In the world of molecular biology and biochemistry, one technique reigns supreme when it comes to separating proteins by size: SDS-PAGE, or Sodium Dodecyl Sulfate Polyacrylamide Gel Electrophoresis. For years this method has provided a reliable means to analyze complex protein mixtures and determine their molecular weights. At its core, SDS-PAGE relies on a simple yet powerful principle – denaturation and uniform charge distribution. When proteins are mixed with SDS, a powerful detergent, they undergo denaturation, unraveling their complex three-dimensional structures and coating them with a negative charge. This uniform charge distribution ensures that proteins migrate through the gel primarily based on their size rather than their native charge, making SDS-PAGE a versatile tool for protein separation.

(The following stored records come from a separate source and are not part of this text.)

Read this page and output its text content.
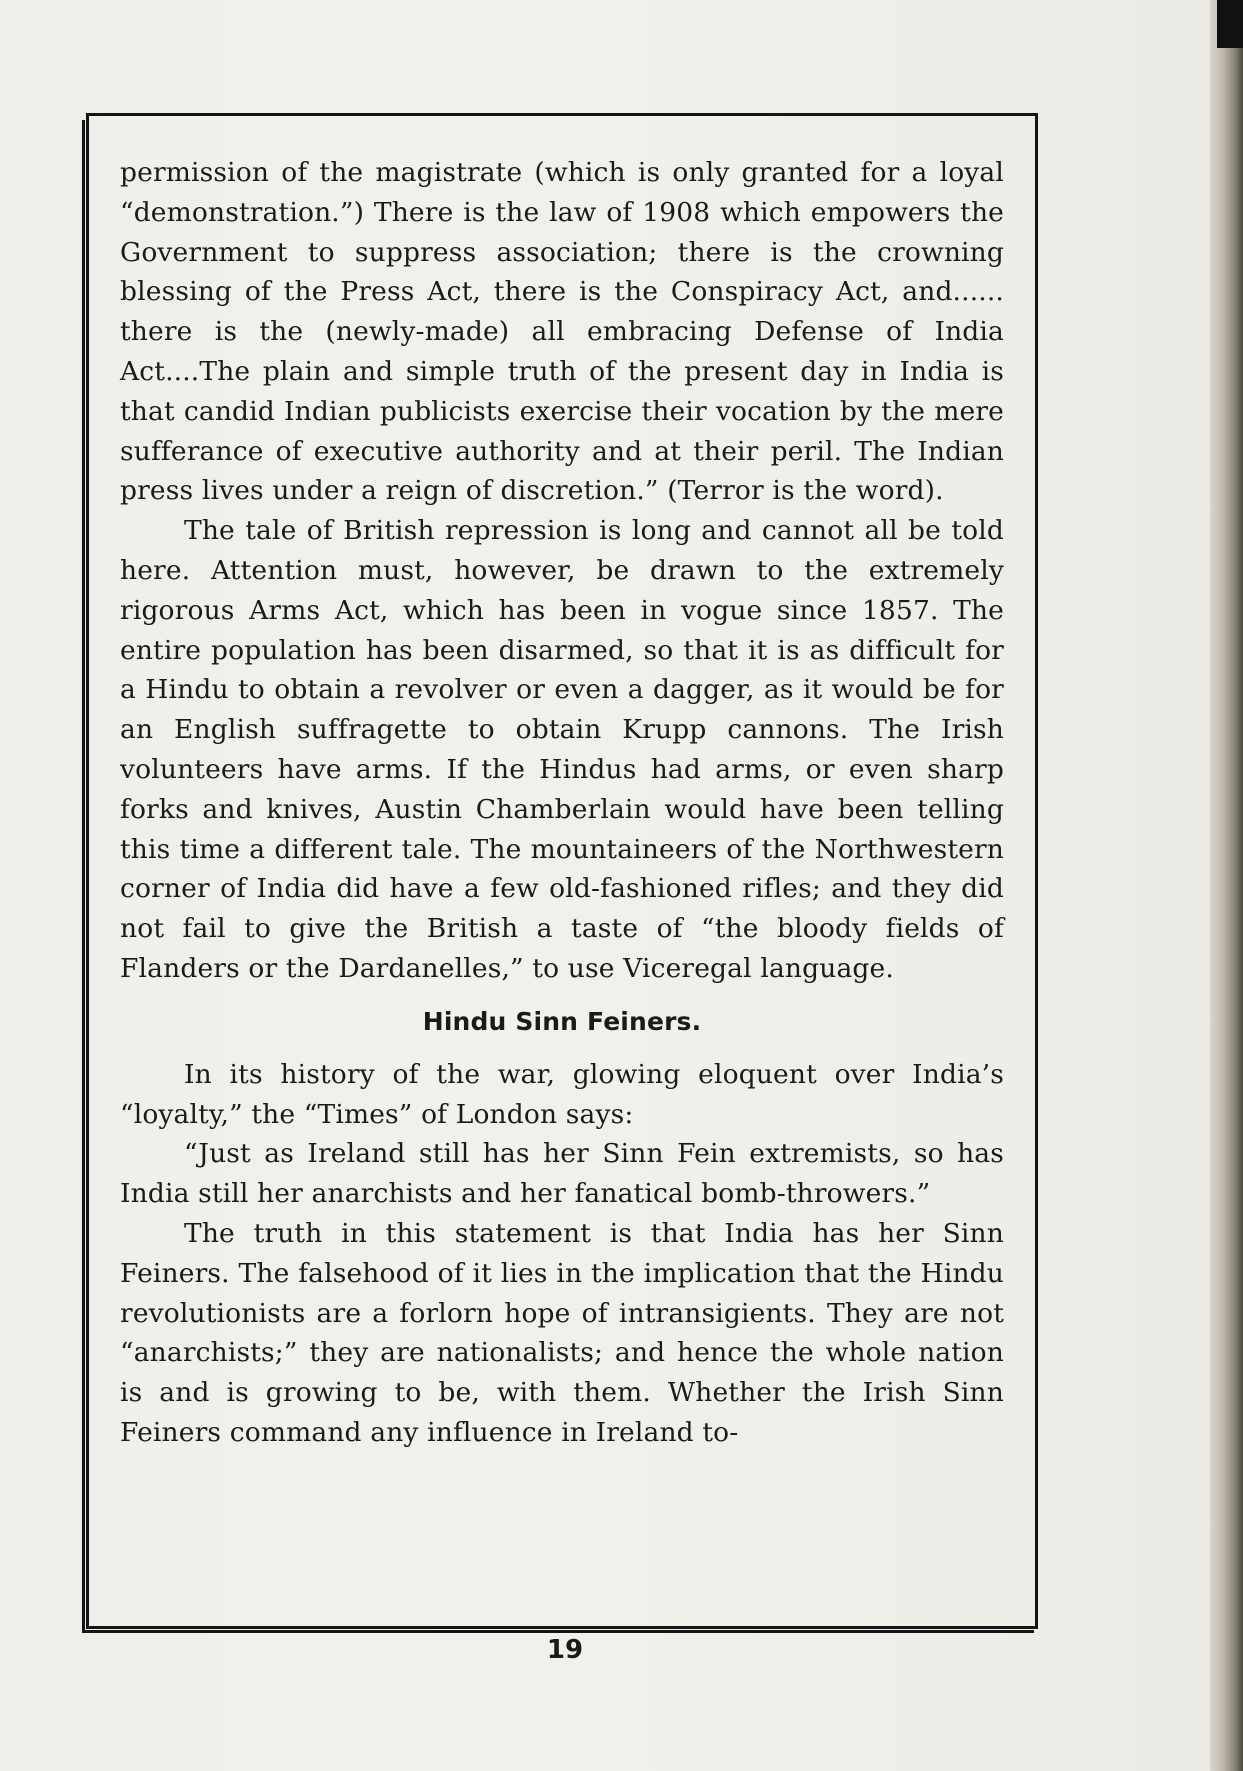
permission of the magistrate (which is only granted for a loyal “demonstration.”) There is the law of 1908 which empowers the Government to suppress association; there is the crowning blessing of the Press Act, there is the Conspiracy Act, and...... there is the (newly-made) all embracing Defense of India Act....The plain and simple truth of the present day in India is that candid Indian publicists exercise their vocation by the mere sufferance of executive authority and at their peril. The Indian press lives under a reign of discretion.” (Terror is the word).

The tale of British repression is long and cannot all be told here. Attention must, however, be drawn to the extremely rigorous Arms Act, which has been in vogue since 1857. The entire population has been disarmed, so that it is as difficult for a Hindu to obtain a revolver or even a dagger, as it would be for an English suffragette to obtain Krupp cannons. The Irish volunteers have arms. If the Hindus had arms, or even sharp forks and knives, Austin Chamberlain would have been telling this time a different tale. The mountaineers of the Northwestern corner of India did have a few old-fashioned rifles; and they did not fail to give the British a taste of “the bloody fields of Flanders or the Dardanelles,” to use Viceregal language.

Hindu Sinn Feiners.

In its history of the war, glowing eloquent over India’s “loyalty,” the “Times” of London says:

“Just as Ireland still has her Sinn Fein extremists, so has India still her anarchists and her fanatical bomb-throwers.”

The truth in this statement is that India has her Sinn Feiners. The falsehood of it lies in the implication that the Hindu revolutionists are a forlorn hope of intransigients. They are not “anarchists;” they are nationalists; and hence the whole nation is and is growing to be, with them. Whether the Irish Sinn Feiners command any influence in Ireland to-

19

To further understand the mechanism behind SDS-PAGE, it’s crucial to delve into two key concepts: SDS binding and Stokes radius. SDS, as mentioned earlier, plays a pivotal role in this technique. By binding to the proteins and unfolding them into linear chains, SDS strips away their unique native structures and imparts a consistent negative charge along the length of the polypeptide chain. This negatively charged SDS-protein complex ensures that the rate of migration during electrophoresis is proportional to the protein’s size. The Stokes radius, on the other hand, represents the hydrodynamic size of a protein – essentially, how it behaves in a fluid environment. In SDS-PAGE, smaller proteins navigate through the acrylamide gel matrix with less hindrance, moving faster, while larger ones encounter more resistance and migrate more slowly. By exploiting these fundamental principles, scientists can separate proteins in a gel matrix, paving the way for a deeper understanding of complex biological systems and aiding in disease diagnosis, drug development, and countless other scientific endeavors.